Впереди строя Вепрей гордо вышагивал центурион Макрон. Несмотря на свои всегдашние крайне скептические высказывания в адрес местных вояк, он не мог не признать, что со своей задачей эти парни все же справились, и довольно достойно, уж во всяком случае, для людей, всего лишь с месяц назад являвшихся обыкновенными земледельцами и не державших в руках ничего грознее мотыги. И вот теперь, впервые попробовав крови, они наконец заслуживали его сдержанного одобрения. Налетчики были уничтожены почти полностью, ускользнуть после наступления ночи вниз по реке посчастливилось лишь немногим. Пленных набралось где-то около полусотни: командирам-римлянам с трудом удалось прекратить резню и вырвать их из рук своих подчиненных, вдруг воспылавших желанием разжиться трофеями в виде человечьих голов. Ну а уж к обнаружившимся среди врагов соплеменникам, пусть и немногочисленным, атребаты были особенно беспощадны, из них удалось спасти только жалкую горстку.
Эти люди сочли союз Верики с Римом проявлением постыдного малодушия и покинули свое племя, дабы поддержать Каратака в справедливой, по их мнению, войне за утраченную свободу и попранную чужеземцами славу всех кельтских народов. Пленники с петлями на шеях и со связанными сзади руками, соединенные одной веревкой, молчаливо брели, едва таща ноги, между двумя когортами победителей.

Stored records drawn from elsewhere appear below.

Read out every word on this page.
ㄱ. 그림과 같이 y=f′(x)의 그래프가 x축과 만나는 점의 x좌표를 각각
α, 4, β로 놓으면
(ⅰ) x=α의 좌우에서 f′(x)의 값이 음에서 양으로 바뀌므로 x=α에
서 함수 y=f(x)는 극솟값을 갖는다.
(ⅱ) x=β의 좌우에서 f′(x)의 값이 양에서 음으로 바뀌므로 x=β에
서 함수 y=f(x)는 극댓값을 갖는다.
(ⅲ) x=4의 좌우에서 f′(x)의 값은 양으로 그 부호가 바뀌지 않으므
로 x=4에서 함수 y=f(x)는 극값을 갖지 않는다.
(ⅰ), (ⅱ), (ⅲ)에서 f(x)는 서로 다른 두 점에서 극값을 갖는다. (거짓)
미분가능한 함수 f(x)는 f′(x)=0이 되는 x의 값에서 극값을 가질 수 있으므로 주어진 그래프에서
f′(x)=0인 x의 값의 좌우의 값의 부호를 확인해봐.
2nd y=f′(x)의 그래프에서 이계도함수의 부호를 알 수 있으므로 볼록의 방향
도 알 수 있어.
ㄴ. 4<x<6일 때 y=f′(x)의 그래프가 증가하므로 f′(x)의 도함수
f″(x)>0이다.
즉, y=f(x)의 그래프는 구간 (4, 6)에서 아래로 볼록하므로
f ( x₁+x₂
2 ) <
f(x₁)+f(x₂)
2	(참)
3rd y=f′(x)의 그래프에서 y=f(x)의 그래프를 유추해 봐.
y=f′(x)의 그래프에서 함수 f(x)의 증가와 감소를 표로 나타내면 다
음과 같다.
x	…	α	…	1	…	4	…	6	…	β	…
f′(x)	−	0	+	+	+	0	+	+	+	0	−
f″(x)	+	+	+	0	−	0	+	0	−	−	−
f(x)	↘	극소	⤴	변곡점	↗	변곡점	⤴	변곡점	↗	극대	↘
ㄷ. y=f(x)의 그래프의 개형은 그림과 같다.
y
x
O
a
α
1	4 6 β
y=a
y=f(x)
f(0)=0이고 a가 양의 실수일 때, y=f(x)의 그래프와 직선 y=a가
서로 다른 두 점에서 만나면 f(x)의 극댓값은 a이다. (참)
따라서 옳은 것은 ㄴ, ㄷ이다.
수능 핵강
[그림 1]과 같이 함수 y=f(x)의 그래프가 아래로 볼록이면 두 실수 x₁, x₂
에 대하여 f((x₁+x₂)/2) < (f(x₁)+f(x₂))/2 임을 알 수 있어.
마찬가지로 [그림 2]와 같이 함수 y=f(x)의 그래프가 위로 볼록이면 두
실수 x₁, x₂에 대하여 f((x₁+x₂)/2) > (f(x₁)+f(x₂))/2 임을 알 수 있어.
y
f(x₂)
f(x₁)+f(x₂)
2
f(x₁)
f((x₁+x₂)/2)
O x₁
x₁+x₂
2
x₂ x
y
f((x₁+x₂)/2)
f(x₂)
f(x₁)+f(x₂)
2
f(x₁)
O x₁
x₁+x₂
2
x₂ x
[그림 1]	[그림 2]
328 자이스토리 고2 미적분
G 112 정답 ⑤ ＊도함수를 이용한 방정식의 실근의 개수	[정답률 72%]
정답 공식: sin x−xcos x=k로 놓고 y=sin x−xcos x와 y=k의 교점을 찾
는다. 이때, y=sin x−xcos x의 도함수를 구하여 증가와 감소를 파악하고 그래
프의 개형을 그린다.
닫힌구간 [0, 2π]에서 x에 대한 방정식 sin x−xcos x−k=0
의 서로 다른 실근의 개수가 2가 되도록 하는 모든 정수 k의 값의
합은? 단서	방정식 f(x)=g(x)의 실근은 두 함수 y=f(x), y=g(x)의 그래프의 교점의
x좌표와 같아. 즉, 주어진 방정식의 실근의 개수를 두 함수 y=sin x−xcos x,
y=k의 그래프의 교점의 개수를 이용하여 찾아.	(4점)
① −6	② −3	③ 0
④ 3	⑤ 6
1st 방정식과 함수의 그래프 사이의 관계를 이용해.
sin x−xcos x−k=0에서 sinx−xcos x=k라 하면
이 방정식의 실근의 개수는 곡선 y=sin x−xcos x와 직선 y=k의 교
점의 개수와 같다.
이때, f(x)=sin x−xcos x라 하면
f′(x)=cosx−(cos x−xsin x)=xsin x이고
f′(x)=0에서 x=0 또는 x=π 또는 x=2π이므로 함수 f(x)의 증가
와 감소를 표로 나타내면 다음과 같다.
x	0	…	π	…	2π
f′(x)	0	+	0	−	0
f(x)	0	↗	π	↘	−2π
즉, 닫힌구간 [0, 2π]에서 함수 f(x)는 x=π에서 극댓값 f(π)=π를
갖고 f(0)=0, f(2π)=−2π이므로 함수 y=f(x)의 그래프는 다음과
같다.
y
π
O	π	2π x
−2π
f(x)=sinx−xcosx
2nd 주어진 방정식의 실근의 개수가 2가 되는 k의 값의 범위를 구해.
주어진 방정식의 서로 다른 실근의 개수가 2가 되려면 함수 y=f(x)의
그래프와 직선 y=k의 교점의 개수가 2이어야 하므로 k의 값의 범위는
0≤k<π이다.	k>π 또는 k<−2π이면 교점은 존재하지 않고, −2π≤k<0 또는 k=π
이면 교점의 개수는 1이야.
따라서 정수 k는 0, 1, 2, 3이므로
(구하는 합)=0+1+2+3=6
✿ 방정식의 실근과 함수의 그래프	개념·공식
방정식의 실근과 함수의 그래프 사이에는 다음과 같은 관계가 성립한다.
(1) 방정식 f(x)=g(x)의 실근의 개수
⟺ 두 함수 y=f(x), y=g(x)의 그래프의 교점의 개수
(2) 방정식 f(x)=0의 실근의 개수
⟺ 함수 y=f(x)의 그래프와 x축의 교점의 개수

Сам Макрон с удовольствием продал бы их поджидавшим в Каллеве работорговцам, но, будучи реалистом, понимал, что, скорее всего, горожане потребуют кровавой расправы. Это весьма удручало практичного центуриона: зачем убивать людей почем зря, если на рынках Галлии за здоровых рабов дают очень хорошую цену?
Может, удастся убедить Верику бросить на потеху толпе только раненых или слабых и спасти самых крепких к вящей выгоде для себя? Макрон вздохнул и обернулся к Тинкоммию, шедшему рядом и с торжественным видом высоко воздевавшему над собой вызолоченную голову вепря.
— Прием что надо, — заметил центурион, кивнув в сторону толпы у ворот.
— Чернь всегда готова приветствовать что угодно.
Макрон не удержался от улыбки, услышав столь циничное заключение из уст еще мало чего повидавшего человека.
— Слушай, слетай-ка к Катону, спроси, не хочет ли он перебраться вперед? Почему бы нам не принять первые почести вместе?
Тинкоммий покинул строй и побежал назад вдоль колышущейся стены красных щитов, не обращая внимания на добродушные шутки своих сотоварищей по когорте. Добежав до младшего центуриона, шедшего во главе Волчьей колонны, принц кивнул Бедриаку и пристроился рядом.
— Центурион Макрон спрашивает, не хочешь ли ты примкнуть к нему на входе в город?
— Нет.
— Нет? — поднял бровь Тинкоммий.
— Поблагодари его, но думаю, будет гораздо правильней, если я вступлю в Каллеву с моей когортой.
— Он считает, что ты заслуживаешь чествования не меньше, чем он.
— Как и все наши люди.
То, что Макрону хочется насладиться моментом своего торжества, Катон находил вполне естественным, но при нынешних обстоятельствах политически неразумным.
— Передай центуриону Макрону мою признательность, но я войду в Каллеву со своими людьми.
— Хорошо, командир, — пожал плечами Тинкоммий. — Как тебе будет угодно.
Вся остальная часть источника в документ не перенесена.